In 2023, the newspaper, which has some 500,000 digital subscribers, has lost $30 million to $40 million. Its editorial director, Kevin Merida, threw in the towel in early January. In question, the disappointing results, the absence of a salary agreement with the press union for more than a year and friction with the editorial staff on the Israeli-Palestinian conflict: when in November around thirty journalists from Los Angeles Times signed a petition “urge(ant) to integrity in Western media coverage of atrocities committed by Israel against the Palestinians”Kevin Merida banned them from covering the conflict for three months.
Other major media are also in the storm, such as Washington Postbought in 2013 for $250 million by Jeff Bezos, the founder of Amazon, or the weekly magazine Timeretaliated by Marc Benioff, one of the founders of Salesforce, for 190 million in 2018. Thus, according to an investigation by New York TimesTHE Washington Post fell back hard after taking advantage of readership mobilization in the Trump years (“Democracy dies in darkness”had added the daily as a device) and would have lost 100 million dollars in 2023. The newspaper, which revealed the Watergate scandal in 1972, reduced its staff by 240 people out of 2,000, parting with some of its panaches.
Sinister landscape
Timehe would lose some 20 million dollars.
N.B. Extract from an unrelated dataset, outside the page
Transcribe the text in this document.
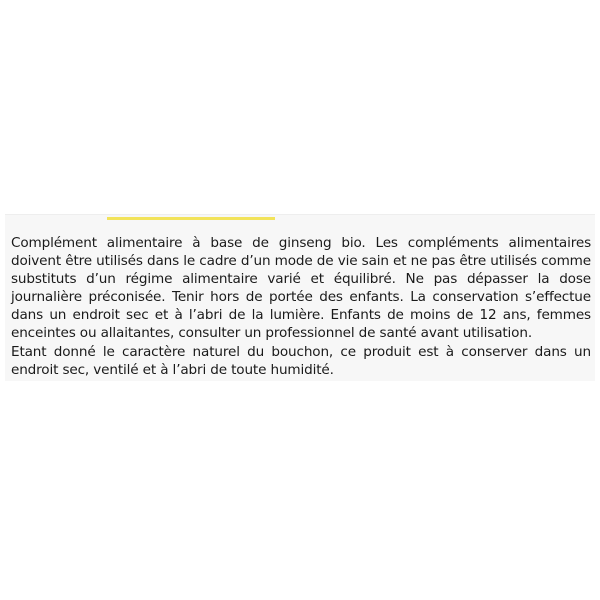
Complément alimentaire à base de ginseng bio. Les compléments alimentaires doivent être utilisés dans le cadre d’un mode de vie sain et ne pas être utilisés comme substituts d’un régime alimentaire varié et équilibré. Ne pas dépasser la dose journalière préconisée. Tenir hors de portée des enfants. La conservation s’effectue dans un endroit sec et à l’abri de la lumière. Enfants de moins de 12 ans, femmes enceintes ou allaitantes, consulter un professionnel de santé avant utilisation.

Etant donné le caractère naturel du bouchon, ce produit est à conserver dans un endroit sec, ventilé et à l’abri de toute humidité.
Questioned by the New York Timesmedia scholar and entrepreneur Ken Doctor notes that billionaires who have invested in the media show “greater signs of fatigue” : “The very rich find it very difficult to lose money year after year, even if they can afford it. »
Some newspapers are getting away with it. Of course, the New York Times with more than 10 million subscribers (9.4 million digital and 670,000 print, 2.5 billion turnover and 194 million profits) or the economic daily Wall Street Journal with its 4 million subscribers (3.4 million digital, 560,000 in paper version), leaders in their market and benefiting from the logic “winner takes all”. Locally, the Boston Globe would also make a profit.